Um vídeo divulgado na internet pelo ISWAP (Estado Islâmico da África Ocidental) mostra crianças-soldado executando dois homens identificados como militares do exército da Nigéria. As imagens foram originalmente publicadas pelo SITE Intelligence Group, que monitora a atividade jihadista no mundo, com informações posteriormente reproduzidas pela agência Associated Press (AP).
O vídeo, possivelmente gravado na região do Lago Chade, no nordeste da Nigéria, mostra um homem com uniforme militar que diz ser membro das forças especiais nigerianas. Ele é executado com dois tiros na cabeça por um garoto de aproximadamente 12 anos de idade.
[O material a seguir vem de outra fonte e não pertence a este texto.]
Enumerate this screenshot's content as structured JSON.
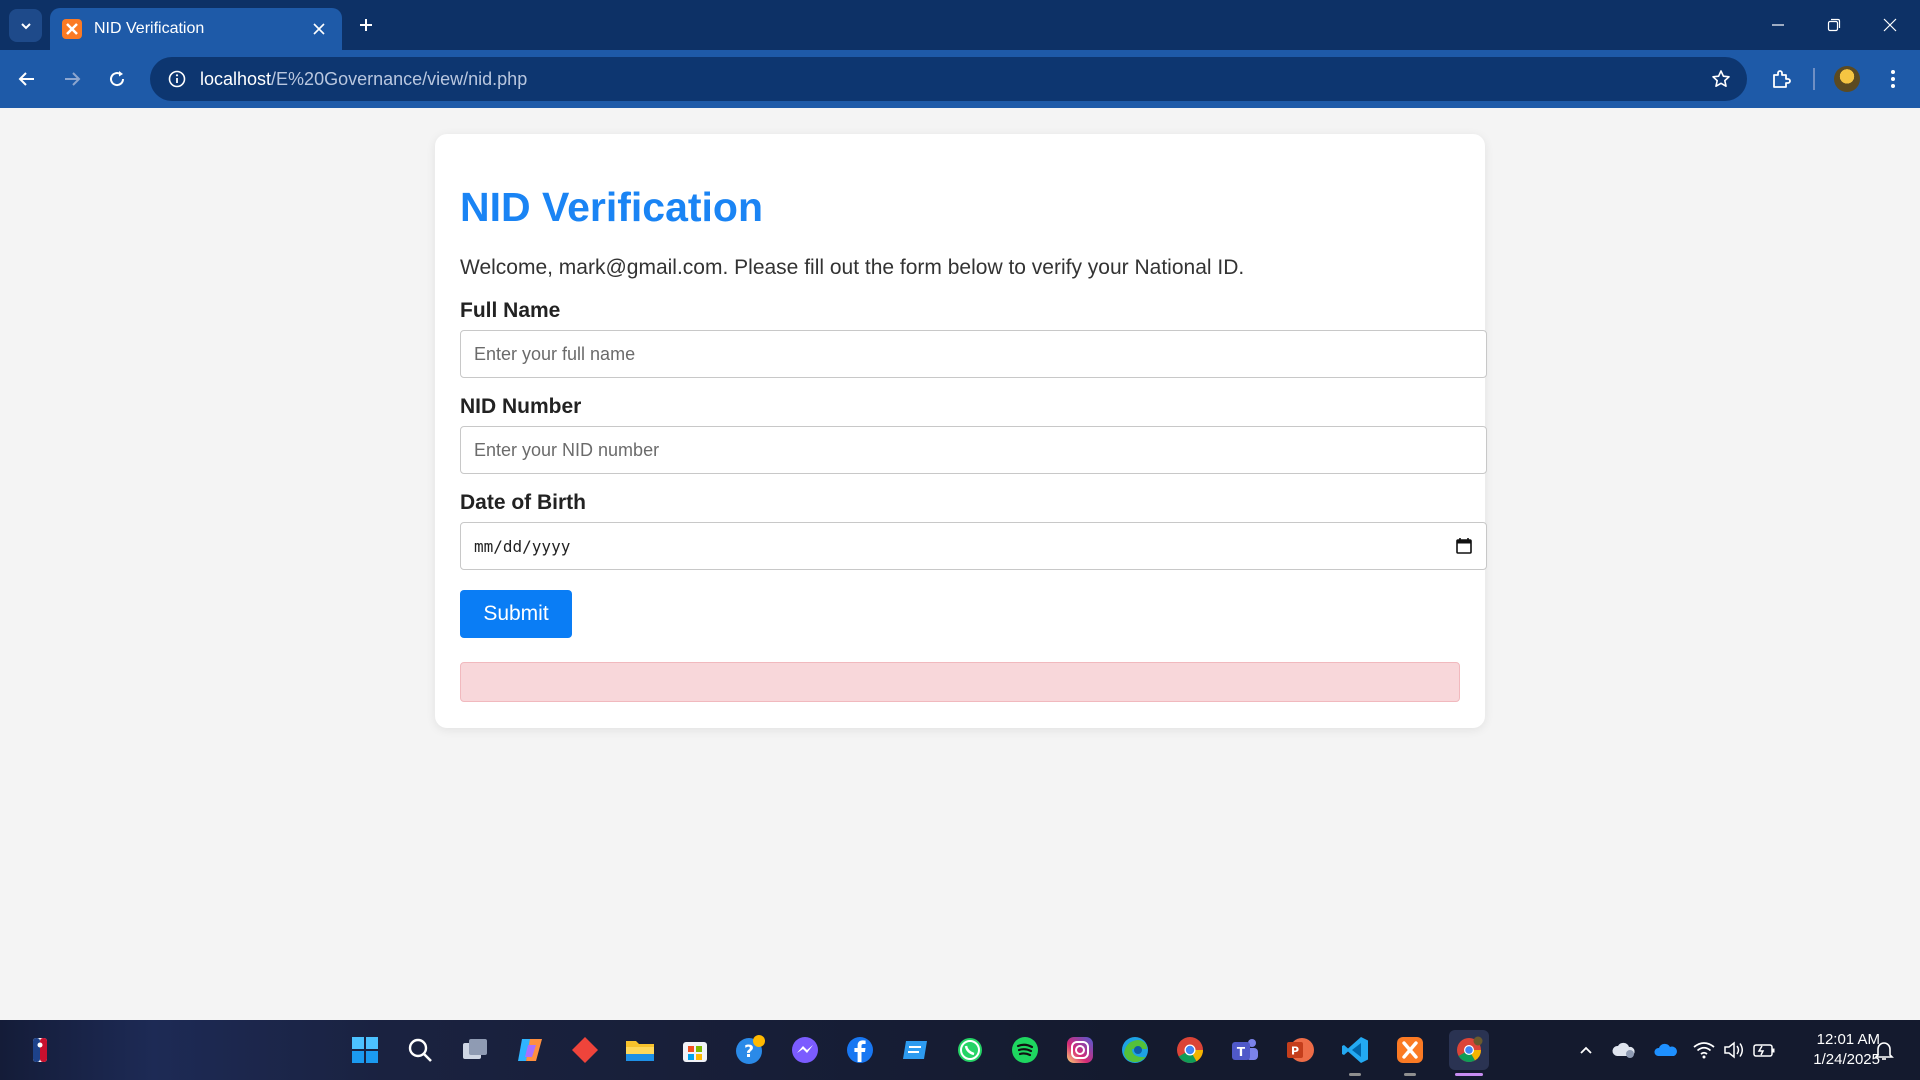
{
  "browser": {
    "tab_title": "NID Verification",
    "url_host": "localhost",
    "url_path": "/E%20Governance/view/nid.php"
  },
  "page": {
    "title": "NID Verification",
    "welcome": "Welcome, mark@gmail.com. Please fill out the form below to verify your National ID.",
    "fields": {
      "full_name": {
        "label": "Full Name",
        "placeholder": "Enter your full name"
      },
      "nid_number": {
        "label": "NID Number",
        "placeholder": "Enter your NID number"
      },
      "dob": {
        "label": "Date of Birth",
        "placeholder": "mm/dd/yyyy"
      }
    },
    "submit_label": "Submit"
  },
  "taskbar": {
    "time": "12:01 AM",
    "date": "1/24/2025"
  },
  "colors": {
    "accent": "#1a84f4",
    "button": "#0a7df5",
    "alert_bg": "#f8d7da",
    "chrome_dark": "#0d3166",
    "chrome_toolbar": "#1e5aa8"
  },
  "icons": {
    "tabstrip": [
      "tab-search-icon",
      "xampp-favicon-icon",
      "close-icon",
      "plus-icon",
      "minimize-icon",
      "restore-icon",
      "window-close-icon"
    ],
    "toolbar": [
      "back-icon",
      "forward-icon",
      "reload-icon",
      "site-info-icon",
      "bookmark-star-icon",
      "extensions-icon",
      "profile-avatar",
      "menu-icon"
    ],
    "taskbar": [
      "nba-widget-icon",
      "windows-start-icon",
      "search-icon",
      "task-view-icon",
      "copilot-icon",
      "anydesk-icon",
      "file-explorer-icon",
      "store-icon",
      "help-icon",
      "messenger-icon",
      "facebook-icon",
      "notes-icon",
      "whatsapp-icon",
      "spotify-icon",
      "instagram-icon",
      "edge-icon",
      "chrome-icon",
      "teams-icon",
      "powerpoint-icon",
      "vscode-icon",
      "xampp-icon",
      "chrome-profile-icon"
    ],
    "tray": [
      "chevron-up-icon",
      "network-cloud-icon",
      "onedrive-icon",
      "wifi-icon",
      "volume-icon",
      "battery-icon",
      "notification-icon"
    ]
  }
}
Depois, outro suposto militar, que alega ter sido capturado em abril de 2021, é morto por um homem mascarado. Também há imagens de crianças-soldado treinando em campo aberto e estudando em salas de aula.
Segundo Rita Katz, diretora executiva do SITE Intelligence Group, o Estado Islâmico (EI), ao qual o ISWAP é vinculado, está “mais desesperado do que nunca para manter seu nome na discussão global, devido ao fato de que não tem mais um ‘califado’ físico fora de bases relativamente pequenas em diferentes países”. Ela faz referência ao fato de o grupo ter sido derrotado em seus dois principais domínios, Iraque e Síria, e atualmente apostar na África para ressurgir.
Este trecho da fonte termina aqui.